I’m not a fan of celeb merger-names in general, although Billary for the Clintons was kind of funny. Using Tiger’s given name, Eldrick, you might come up with Elvonn or LindDrick. If we must do this, I’ll go with Tron… but let’s not.
Will Tiger win at Augusta and Merion or Augusta and Muirfield?—Mike Cook via Twitter

I admire your confidence, Cookie. Merion may be too tricked up for Tiger’s taste, although I could see him doing an encore of his Royal Liverpool performance when he ironed his way around the course. Muirfield doesn’t produce bad winners, although Tiger does have bad vibes there from 2002, when he was going to win the Grand Slam in a calendar year, no doubt about, until a freak storm came up just before he teed off in the third round and all but blew him off the course. I like Tiger better at Oak Hill in August for the PGA, actually. Here’s a crazy thought: Why don’t we wait to see if he wins Augusta first?
Will the Masters ever return to the old playoff-hole pattern of 10 and 11? Hole 11 has some good history (see: Larry Mize, Nick Faldo).—Brad Morgan via Twitter

I’m afraid TV says no, Brad.
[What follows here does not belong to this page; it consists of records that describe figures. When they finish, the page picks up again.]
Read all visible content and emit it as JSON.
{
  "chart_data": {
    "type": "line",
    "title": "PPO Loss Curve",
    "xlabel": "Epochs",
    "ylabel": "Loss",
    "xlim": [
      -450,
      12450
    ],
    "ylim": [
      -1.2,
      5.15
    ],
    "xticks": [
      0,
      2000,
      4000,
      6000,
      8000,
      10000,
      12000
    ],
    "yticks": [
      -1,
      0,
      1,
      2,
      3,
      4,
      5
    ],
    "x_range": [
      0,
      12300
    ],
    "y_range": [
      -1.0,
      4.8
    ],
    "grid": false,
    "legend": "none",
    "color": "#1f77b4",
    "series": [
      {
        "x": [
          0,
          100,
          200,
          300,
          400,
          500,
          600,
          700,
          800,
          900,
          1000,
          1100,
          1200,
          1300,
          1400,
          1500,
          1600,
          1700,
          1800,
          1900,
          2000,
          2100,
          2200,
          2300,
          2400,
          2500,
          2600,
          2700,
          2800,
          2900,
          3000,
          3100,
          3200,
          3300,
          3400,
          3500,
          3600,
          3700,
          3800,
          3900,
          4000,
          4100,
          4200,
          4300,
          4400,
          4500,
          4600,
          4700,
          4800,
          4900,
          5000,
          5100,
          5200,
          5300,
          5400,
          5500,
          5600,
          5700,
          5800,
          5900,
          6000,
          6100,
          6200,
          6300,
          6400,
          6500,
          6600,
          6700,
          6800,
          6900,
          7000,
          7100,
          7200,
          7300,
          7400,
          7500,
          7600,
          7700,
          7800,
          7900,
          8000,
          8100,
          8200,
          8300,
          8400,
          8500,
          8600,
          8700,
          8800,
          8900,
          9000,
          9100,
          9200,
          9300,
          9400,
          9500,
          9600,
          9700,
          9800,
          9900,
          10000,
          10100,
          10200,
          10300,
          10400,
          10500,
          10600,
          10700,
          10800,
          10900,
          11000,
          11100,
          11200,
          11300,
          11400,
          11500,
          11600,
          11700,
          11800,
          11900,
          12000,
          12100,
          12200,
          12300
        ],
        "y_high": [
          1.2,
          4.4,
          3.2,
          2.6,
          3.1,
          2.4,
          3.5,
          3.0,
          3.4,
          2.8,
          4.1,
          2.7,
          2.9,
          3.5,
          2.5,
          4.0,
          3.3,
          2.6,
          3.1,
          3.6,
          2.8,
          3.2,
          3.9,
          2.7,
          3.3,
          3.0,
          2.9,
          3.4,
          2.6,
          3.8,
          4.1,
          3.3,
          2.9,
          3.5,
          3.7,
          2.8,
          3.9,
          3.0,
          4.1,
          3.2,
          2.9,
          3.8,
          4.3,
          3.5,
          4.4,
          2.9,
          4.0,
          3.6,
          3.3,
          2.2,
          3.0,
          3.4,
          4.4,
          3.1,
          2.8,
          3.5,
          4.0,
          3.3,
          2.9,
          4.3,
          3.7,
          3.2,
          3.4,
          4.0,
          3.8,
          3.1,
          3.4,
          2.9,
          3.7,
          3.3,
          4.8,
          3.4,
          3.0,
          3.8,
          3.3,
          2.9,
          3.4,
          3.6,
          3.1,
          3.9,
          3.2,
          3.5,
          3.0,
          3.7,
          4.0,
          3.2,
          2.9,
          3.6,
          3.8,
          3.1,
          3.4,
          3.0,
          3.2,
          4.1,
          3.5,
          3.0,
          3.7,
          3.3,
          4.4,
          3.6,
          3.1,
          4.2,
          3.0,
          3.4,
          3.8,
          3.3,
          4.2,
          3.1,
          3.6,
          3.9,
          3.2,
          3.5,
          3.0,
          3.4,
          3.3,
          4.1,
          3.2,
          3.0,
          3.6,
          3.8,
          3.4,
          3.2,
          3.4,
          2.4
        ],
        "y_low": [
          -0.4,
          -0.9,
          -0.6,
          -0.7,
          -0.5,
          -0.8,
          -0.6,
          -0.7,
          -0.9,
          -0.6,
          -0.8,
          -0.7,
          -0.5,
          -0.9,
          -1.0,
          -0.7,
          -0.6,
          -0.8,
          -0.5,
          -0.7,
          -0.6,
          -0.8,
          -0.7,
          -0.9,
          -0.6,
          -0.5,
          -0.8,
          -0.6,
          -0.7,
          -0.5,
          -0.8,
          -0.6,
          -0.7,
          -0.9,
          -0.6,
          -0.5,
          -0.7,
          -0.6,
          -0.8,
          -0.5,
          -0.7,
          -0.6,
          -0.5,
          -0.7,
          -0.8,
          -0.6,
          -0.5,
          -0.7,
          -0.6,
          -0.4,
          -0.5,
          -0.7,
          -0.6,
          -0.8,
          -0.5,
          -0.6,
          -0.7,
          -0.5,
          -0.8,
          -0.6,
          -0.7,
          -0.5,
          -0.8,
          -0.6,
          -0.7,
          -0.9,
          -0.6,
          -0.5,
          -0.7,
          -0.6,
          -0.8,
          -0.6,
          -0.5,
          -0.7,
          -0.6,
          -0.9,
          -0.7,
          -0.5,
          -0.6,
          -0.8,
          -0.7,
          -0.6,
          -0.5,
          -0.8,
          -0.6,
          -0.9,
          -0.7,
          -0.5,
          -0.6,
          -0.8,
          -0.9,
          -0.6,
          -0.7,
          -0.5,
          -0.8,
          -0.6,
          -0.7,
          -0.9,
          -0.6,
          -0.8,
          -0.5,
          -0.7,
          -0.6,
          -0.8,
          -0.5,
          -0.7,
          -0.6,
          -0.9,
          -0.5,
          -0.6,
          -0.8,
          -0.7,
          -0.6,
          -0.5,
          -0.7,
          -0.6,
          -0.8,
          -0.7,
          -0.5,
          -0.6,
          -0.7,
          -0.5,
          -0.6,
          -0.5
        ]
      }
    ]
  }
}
You’re right on, though, and somehow the Masters poobahs have ignored my repeated suggestion for a three-hole playoff using Amen Corner, 11, 12 and 13, which would be awesome. Because the Masters pushes the envelope with a late finish, it needs to stay on 10 and 18 because they’re on high ground and still getting a little sun while 11 and the rest of Amen Corner are at the bottom of the course and get dark first. Seriously, who wouldn’t want to see a playoff go to No. 12?